3. Pandas

Python is filled with functions to do pretty much anything you’d ever want to do with a programming language: navigate the web, parse data, interact with a database, run fancy statistics, build a pretty website and so much more.

Creative people have put these tools to work to get a wide range of things done in the academy, the laboratory and even in outer space. Some are included in a toolbox that comes with the language, known as the standard library. Others have been built by members of Python’s developer community and need to be downloaded and installed from the web.

pandas on PyPI

One third-party tool that’s important for this class is called pandas. It was invented for use at a financial investment firm and has become the leading open-source library for accessing and analyzing data in many different fields.

3.1. Import pandas

Create a new cell at the top of your notebook where we will import pandas for our use. Type in the following and hit the play button.

Hide code cell content
my_list = [1, 3, 5, 7, 9, 999]
import pandas

If nothing happens, that’s good. It means you have pandas installed and ready to use.

Note

Since pandas is created by a third party independent from the core Python developers, it wouldn’t be installed by default if you followed our advanced installation instructions.

It’s available to you because the JupyterLab Desktop developers have pre-selected a curated list of common utilities to include with the package, another reason to love their easy installer.

If your notebook doesn’t have pandas, you can install it by running %pip install pandas in a cell. This will download and install the library using the pip package manager and Jupyter’s built-in magic command.

Return to the cell with the import and rewrite it like this.

import pandas as pd

This will import the pandas library at the shorter variable name of pd. This is standard practice in the pandas community. You will frequently see examples of pandas code online using pd as shorthand. It’s not required, but it’s good to get in the habit so that your code is more likely to be quickly understood by other computer programmers.

Note

In Python, a variable is a way to store a value in memory for later use. A variable is a named location in the computer’s memory where a value can be stored and retrieved. Variables are used to store data values, such as numbers, strings, lists, or objects, and they can be used throughout the program to refer to the stored value.
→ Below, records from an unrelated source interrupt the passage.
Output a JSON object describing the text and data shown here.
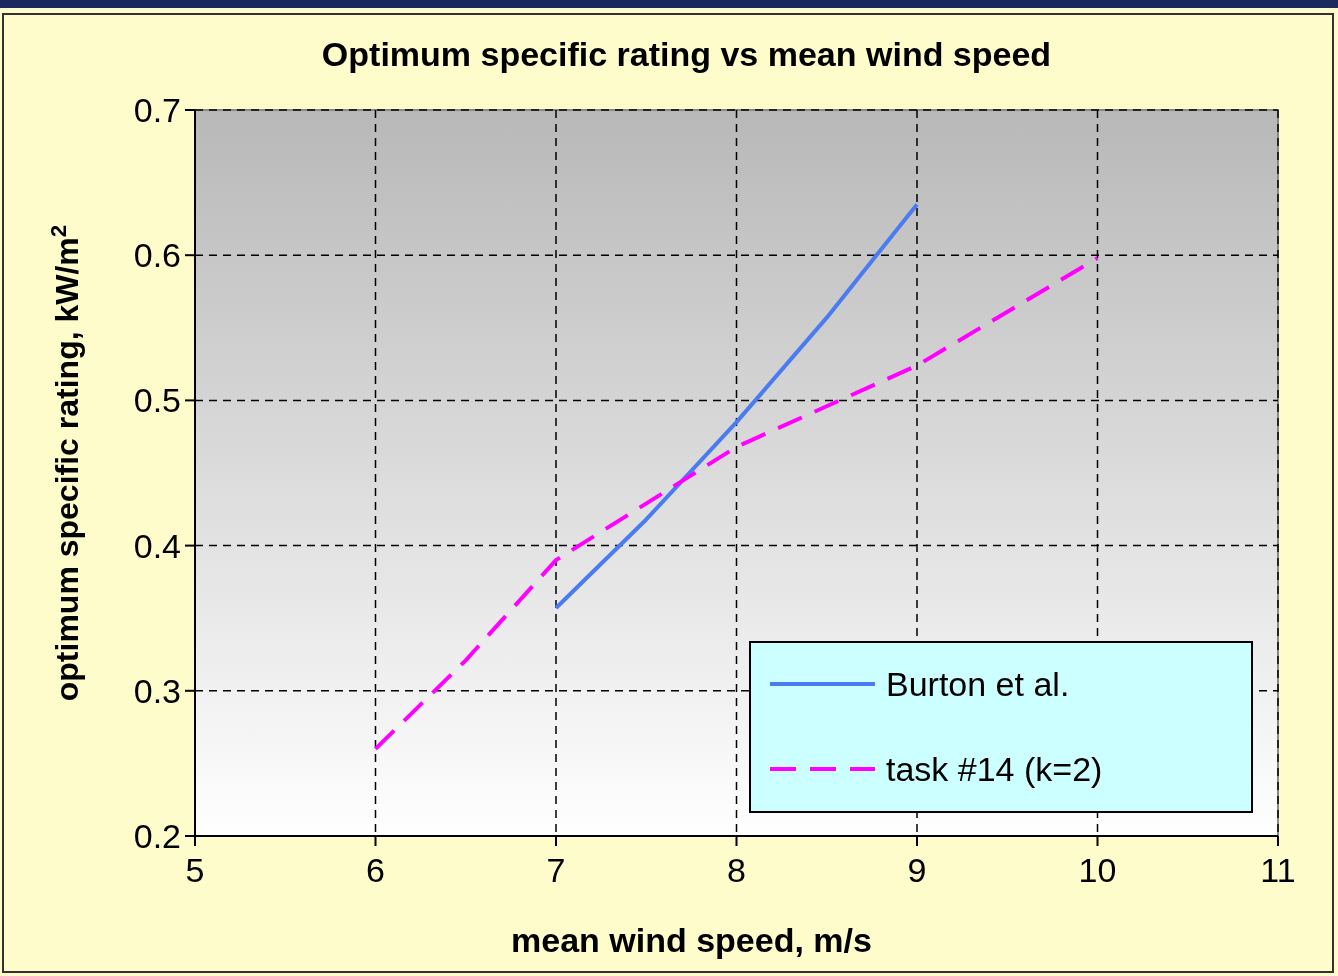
{
  "chart_data": {
    "type": "line",
    "title": "Optimum specific rating vs mean wind speed",
    "xlabel": "mean wind speed, m/s",
    "ylabel": "optimum specific rating, kW/m$^{2}$",
    "xlim": [
      5,
      11
    ],
    "xticks": [
      5,
      6,
      7,
      8,
      9,
      10,
      11
    ],
    "ylim": [
      0.2,
      0.7
    ],
    "yticks": [
      0.2,
      0.3,
      0.4,
      0.5,
      0.6,
      0.7
    ],
    "grid": true,
    "legend": "bottom right",
    "marker": "none",
    "series": [
      {
        "name": "Burton et al.",
        "color": "#4a7cf0",
        "line_style": "solid",
        "x": [
          7,
          7.5,
          8,
          8.5,
          9
        ],
        "values": [
          0.357,
          0.418,
          0.485,
          0.557,
          0.635
        ]
      },
      {
        "name": "task #14 (k=2)",
        "color": "#ff00ff",
        "line_style": "dashed",
        "x": [
          6,
          6.5,
          7,
          8,
          9,
          10
        ],
        "values": [
          0.26,
          0.321,
          0.39,
          0.468,
          0.524,
          0.598
        ]
      }
    ]
  }
}
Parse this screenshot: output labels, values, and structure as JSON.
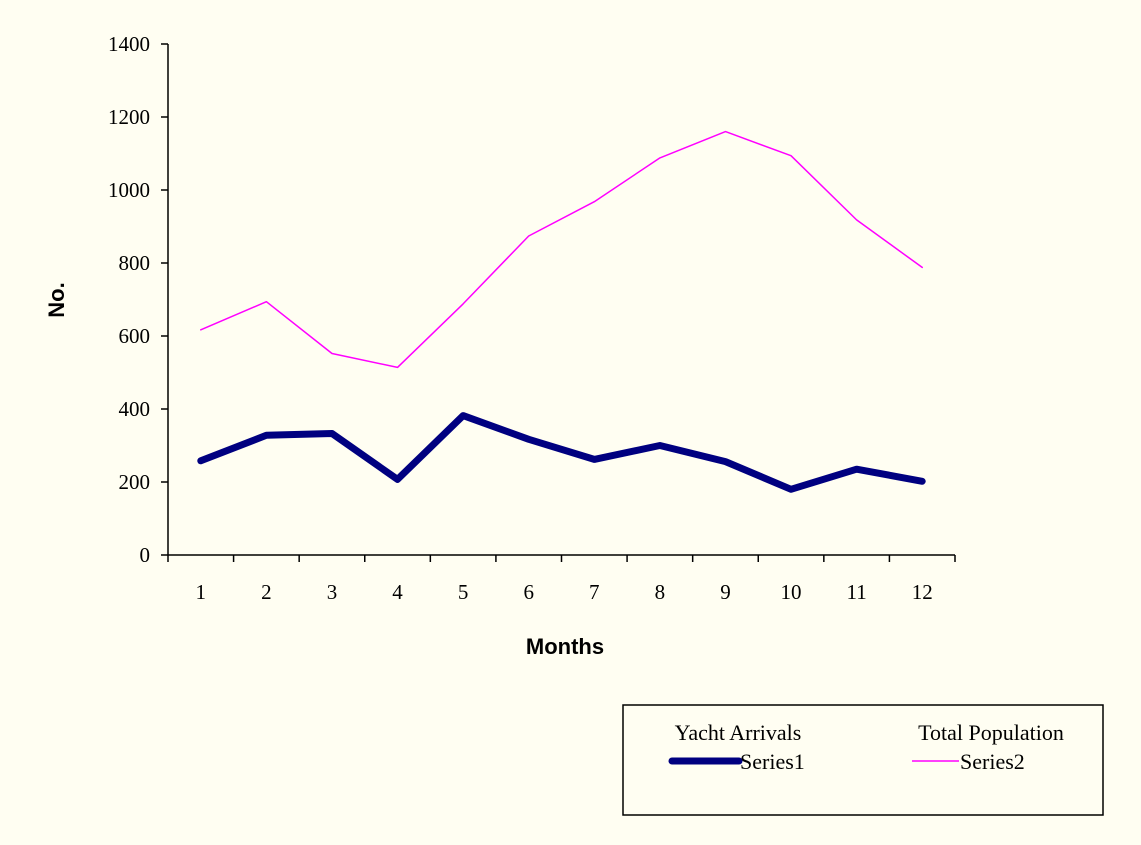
{
  "chart_data": {
    "type": "line",
    "title": "",
    "xlabel": "Months",
    "ylabel": "No.",
    "x": [
      1,
      2,
      3,
      4,
      5,
      6,
      7,
      8,
      9,
      10,
      11,
      12
    ],
    "ylim": [
      0,
      1400
    ],
    "yticks": [
      0,
      200,
      400,
      600,
      800,
      1000,
      1200,
      1400
    ],
    "grid": false,
    "legend_position": "bottom-right",
    "series": [
      {
        "name": "Series1",
        "legend_heading": "Yacht Arrivals",
        "color": "#000080",
        "values": [
          258,
          328,
          333,
          207,
          382,
          317,
          262,
          300,
          256,
          180,
          235,
          202
        ]
      },
      {
        "name": "Series2",
        "legend_heading": "Total Population",
        "color": "#FF00FF",
        "values": [
          617,
          694,
          552,
          514,
          688,
          874,
          968,
          1088,
          1160,
          1094,
          918,
          788
        ]
      }
    ]
  }
}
To create your own variable in Python, you use the assignment operator (=) to assign a value to a variable. The variable name is on the left side of the assignment operator and the value is on the right side.

3.2. Conduct a simple data analysis

Those two little letters contain dozens of data analysis tools that we’ll use in future lessons. They can read in millions of records, compute advanced statistics, filter, sort, rank and do just about anything else you’d want to do with data.

As we saw with the list in the last chapter, Python can do quite a bit on its own. The advantage of pandas is that it saves time by offering even more options.

We can start to get a look at its powers by converting that plain Python list into what pandas calls a Series. Here’s how to make it happen in your next cell. Let’s stick with simple variables and name it my_series.

my_series = pd.Series(my_list)

Once the data becomes a Series, you can immediately run a wide range of descriptive statistics. Let’s try a few.

How about summing all the numbers? Make a new cell and run this. It should spit out the total, just like the sum() function in the last chapter.

my_series.sum()
np.int64(1024)

Then find the maximum value in the next.

my_series.max()
np.int64(999)

The minimum value in the next.

my_series.min()
np.int64(1)

How about the average?

my_series.mean()
np.float64(170.66666666666666)

And how about the median, which we didn’t have a way to do with just Python?

my_series.median()
np.float64(6.0)

Let’s go further. How about the standard deviation?

my_series.std()
np.float64(405.8086577029458)

Finally, all of the above, plus a little more about the distribution, in one simple command.

my_series.describe()
count      6.000000
mean     170.666667
std      405.808658
min        1.000000
25%        3.500000
50%        6.000000
75%        8.500000
max      999.000000
dtype: float64

If you substituted in a series of 10 million records, your notebook would calculate all those same statistics without you needing to write any more code. Once your data, however large or complex, is imported into pandas, there’s little limit to what you can do to filter, merge, group, aggregate, compute or chart using simple methods like the ones above. In the chapter to come we’ll start doing just using that with data from a real Los Angeles Times investigation.